En Estados Unidos, tras la incitación de Trump a la turba que asaltó el Capitolio el 6 de enero de 2021 hubo un cambio en la dirección de los vientos políticos. Se le presentaron cargos penales, pero los más graves quedaron en nada cuando la Corte Suprema de los Estados Unidos sentenció que los presidentes gozan de inmunidad legal casi total. Y su victoria electoral en 2024 puso fin a cualquier intento de hacerlo rendir cuentas.
En cambio, Bolsonaro enfrentó mucha más resistencia del sistema judicial. Uno de sus principales blancos durante su presidencia fue el Tribunal Supremo brasileño. La presentación de cargos contra Bolsonaro por parte del fiscal general (una posición que en Brasil tiene más independencia respecto del ejecutivo que en Estados Unidos) fue un punto de inflexión en la historia brasileña, en la que los intentos de golpe militar siempre habían quedado impunes.
Bolsonaro estuvo bajo juicio por el intento de abolir el Estado democrático de derecho, un delito tipificado en la legislación brasileña, a diferencia de lo que ocurre en Estados Unidos.

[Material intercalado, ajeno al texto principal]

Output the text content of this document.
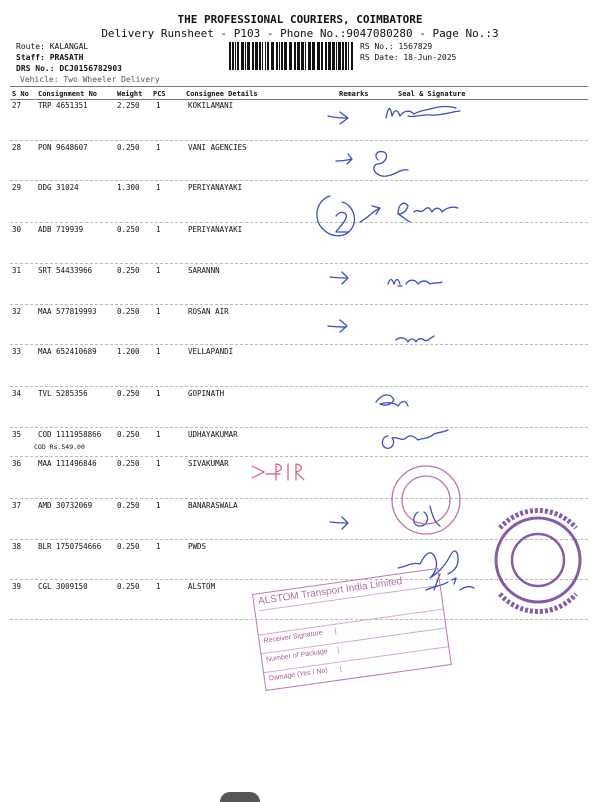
THE PROFESSIONAL COURIERS, COIMBATORE
Delivery Runsheet - P103 - Phone No.:9047080280 - Page No.:3
Route: KALANGAL
Staff: PRASATH
DRS No.: DCJ0156782903
Vehicle: Two Wheeler Delivery
RS No.: 1567829
RS Date: 18-Jun-2025
S No Consignment No	Weight PCS	Consignee Details	Remarks	Seal & Signature
27 TRP 4651351	2.250 1	KOKILAMANI
28 PON 9648607	0.250 1	VANI AGENCIES
29 DDG 31024	1.300 1	PERIYANAYAKI
30 ADB 719939	0.250 1	PERIYANAYAKI
31 SRT 54433966	0.250 1	SARANNN
32 MAA 577819993	0.250 1	ROSAN AIR
33 MAA 652410689	1.200 1	VELLAPANDI
34 TVL 5285356	0.250 1	GOPINATH
35 COD 1111958866 0.250 1	UDHAYAKUMAR
COD Rs.549.00
36 MAA 111496846	0.250 1	SIVAKUMAR
37 AMD 30732069	0.250 1	BANARASWALA
38 BLR 1750754666 0.250 1	PWDS
39 CGL 3009150	0.250 1	ALSTOM	ALSTOM Transport India Limited
Receiver Signature
Number of Package
Damage (Yes / No)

Cabe destacar que la ley brasileña criminaliza explícitamente los intentos de golpe de Estado, porque se da por sentado que un intento exitoso atentaría contra la rendición legal de cuentas. Los jueces analizaron la defensa de Bolsonaro, que dice que sólo consideró la idea, sin ponerla en acción.

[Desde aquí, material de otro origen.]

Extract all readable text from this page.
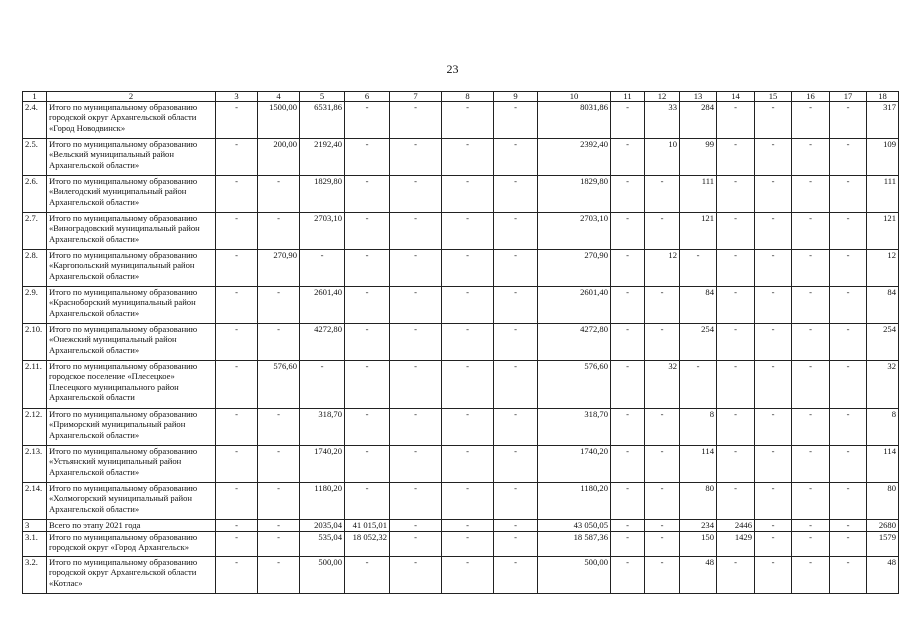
23
1	2	3	4	5	6	7	8	9	10	11	12	13	14	15	16	17	18
2.4.	Итого по муниципальному образованию городской округ Архангельской области «Город Новодвинск»	-	1500,00	6531,86	-	-	-	-	8031,86	-	33	284	-	-	-	-	317
2.5.	Итого по муниципальному образованию «Вельский муниципальный район Архангельской области»	-	200,00	2192,40	-	-	-	-	2392,40	-	10	99	-	-	-	-	109
2.6.	Итого по муниципальному образованию «Вилегодский муниципальный район Архангельской области»	-	-	1829,80	-	-	-	-	1829,80	-	-	111	-	-	-	-	111
2.7.	Итого по муниципальному образованию «Виноградовский муниципальный район Архангельской области»	-	-	2703,10	-	-	-	-	2703,10	-	-	121	-	-	-	-	121
2.8.	Итого по муниципальному образованию «Каргопольский муниципальный район Архангельской области»	-	270,90	-	-	-	-	-	270,90	-	12	-	-	-	-	-	12
2.9.	Итого по муниципальному образованию «Красноборский муниципальный район Архангельской области»	-	-	2601,40	-	-	-	-	2601,40	-	-	84	-	-	-	-	84
2.10.	Итого по муниципальному образованию «Онежский муниципальный район Архангельской области»	-	-	4272,80	-	-	-	-	4272,80	-	-	254	-	-	-	-	254
2.11.	Итого по муниципальному образованию городское поселение «Плесецкое» Плесецкого муниципального район Архангельской области	-	576,60	-	-	-	-	-	576,60	-	32	-	-	-	-	-	32
2.12.	Итого по муниципальному образованию «Приморский муниципальный район Архангельской области»	-	-	318,70	-	-	-	-	318,70	-	-	8	-	-	-	-	8
2.13.	Итого по муниципальному образованию «Устьянский муниципальный район Архангельской области»	-	-	1740,20	-	-	-	-	1740,20	-	-	114	-	-	-	-	114
2.14.	Итого по муниципальному образованию «Холмогорский муниципальный район Архангельской области»	-	-	1180,20	-	-	-	-	1180,20	-	-	80	-	-	-	-	80
3	Всего по этапу 2021 года	-	-	2035,04	41 015,01	-	-	-	43 050,05	-	-	234	2446	-	-	-	2680
3.1.	Итого по муниципальному образованию городской округ «Город Архангельск»	-	-	535,04	18 052,32	-	-	-	18 587,36	-	-	150	1429	-	-	-	1579
3.2.	Итого по муниципальному образованию городской округ Архангельской области «Котлас»	-	-	500,00	-	-	-	-	500,00	-	-	48	-	-	-	-	48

Trump y Bolsonaro son emblemas de la actual era de autoritarismo competitivo. Los dos son hábiles en el uso de la desinformación, apelan a una retórica anticientífica y antiderechos y desprecian las instituciones democráticas.
Pero Bolsonaro lleva la huella inconfundible del autoritarismo del siglo XX. Su ideal político es la dictadura militar que terminó en los ochenta. Ningún país está totalmente a salvo de la erosión democrática, pero la constitución brasileña posdictadura creó contra ella sólidos mecanismos de protección. A Bolsonaro se lo juzgó porque no pudo contenerse y esperar un desmantelamiento lento de la democracia. Intentó un golpe clásico, y encontró un país listo para rechazarlo.
Soy un brasileño con familiares que sufrieron arresto o exilio bajo el régimen militar, y me reconfortó ver a Bolsonaro sometido a juicio, sobre todo porque ningún líder militar recibió jamás condena por crímenes cometidos durante la dictadura. Pero hoy la principal amenaza contra nuestras libertades no es el golpe militar sino el autoritarismo competitivo. En Brasil, en Estados Unidos y en todo el mundo, hay que detener la decadencia gradual de las instituciones democráticas que les allana el camino al poder.
Traducción: Esteban Flamini
El autor fue secretario de Justicia de Brasil entre 2010 y 2011 y es vicepresidente de programas en Open Society Foundations.